Uma vez implantada essas políticas, todas elas mais
rigorosas que as do governo anterior, a confiança começou a voltar ao mercado.
Conclusão
Tendo tudo isso em mente, pode-se concluir que o
mercado financeiro — principalmente os "justiceiros dos títulos", como aqueles
que acossaram Bill Clinton — é um poderoso instrumento para manter alguma
restrição sobre governos que ameaçam degenerar para o populismo.
Em alguns casos, a pressão sobre o governo — e o
temor deste em perder o controle da situação, vendo os juros sobre seus títulos
subirem e, com isso, tornarem o déficit extremamente caro para ser financiado
— se torna tão grande, que um chefe de governo eleito com uma plataforma de
esquerda acaba tendo de adotar medidas ainda mais ortodoxas do que aquelas que
seriam adotadas pelo seu oponente mais liberal.
Ao passo que o mercado financeiro estaria satisfeito
com "reformas meia-boca" adotadas por um governo mais pró-mercado, este mesmo
mercado acaba exigindo de governos com tendências populistas a adoção de
medidas ainda mais ortodoxas e liberais apenas para lhe devolver a confiança.

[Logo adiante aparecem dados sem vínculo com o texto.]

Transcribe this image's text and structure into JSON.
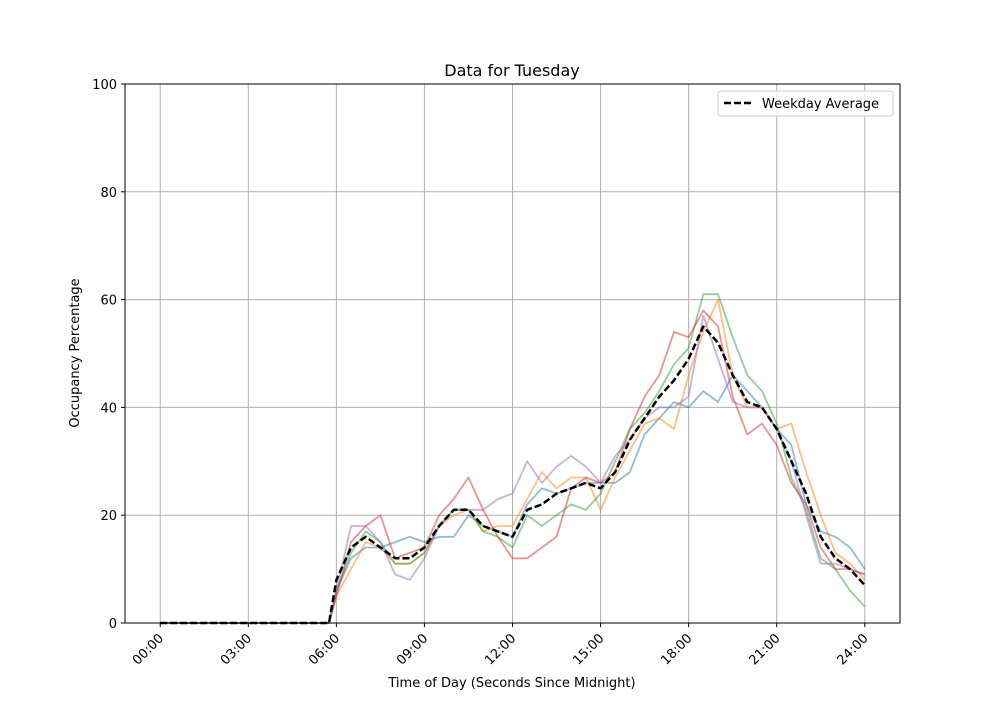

E dado que governos de esquerda contam, ao menos em
teoria, com o apoio de sindicatos e demais grupos sociais, acaba sendo mais
fácil para eles adotar medidas ortodoxas do que seria para um governo mais
liberal.
Estaria eu dizendo que a dupla Dilma-Barbosa seguirá
esse mesmo roteiro? Não sou tão
ingênuo. Mas uma coisa é certa: aquele
cenário favorável que Lula usufruiu quando abandonou a ortodoxia e adotou
políticas mais populistas — um dólar mundialmente
fraco, o qual permitia que expansões do crédito e aumento de gastos não se
traduzissem imediatamente em inflação de preços — não mais está
presente.
No atual cenário de dólar mundialmente forte, o
espaço para aventuras populistas do atual governo Dilma é praticamente mínimo:
qualquer medida heterodoxa e populista adotada irá imediatamente se traduzir em
desvalorização do real perante o dólar, aumento da inflação de preços e aumento
dos juros exigidos pelos investidores para financiar os títulos de longo
prazo.
(Atualmente, estes juros estão
variando entre 16,30% e 16,60%, sendo que, no auge do entusiasmo com Levy,
chegaram a estar entre
11,70% e 12,40%.)
A situação é agravada pelo fato de que o atual
governo não usufrui mais nenhuma confiança ou prestígio perante os mercados
mundiais — ao contrário do governo Lula, que, após seguir políticas econômicas
ortodoxas de 2003 a 2008, ainda tinha grade prestígio e era visto como
responsável e confiável quando
reverteu sua postura em 2009.
Ou seja, caso Nelson Barbosa queira ter algum
refresco dos "justiceiros dos títulos" — e ele precisa deles para financiar os
déficits do governo —, é bom ele começar a dançar de acordo com a música. O espaço para medidas populistas impunes
acabou.
Pode começar se inspirando em Bill Clinton.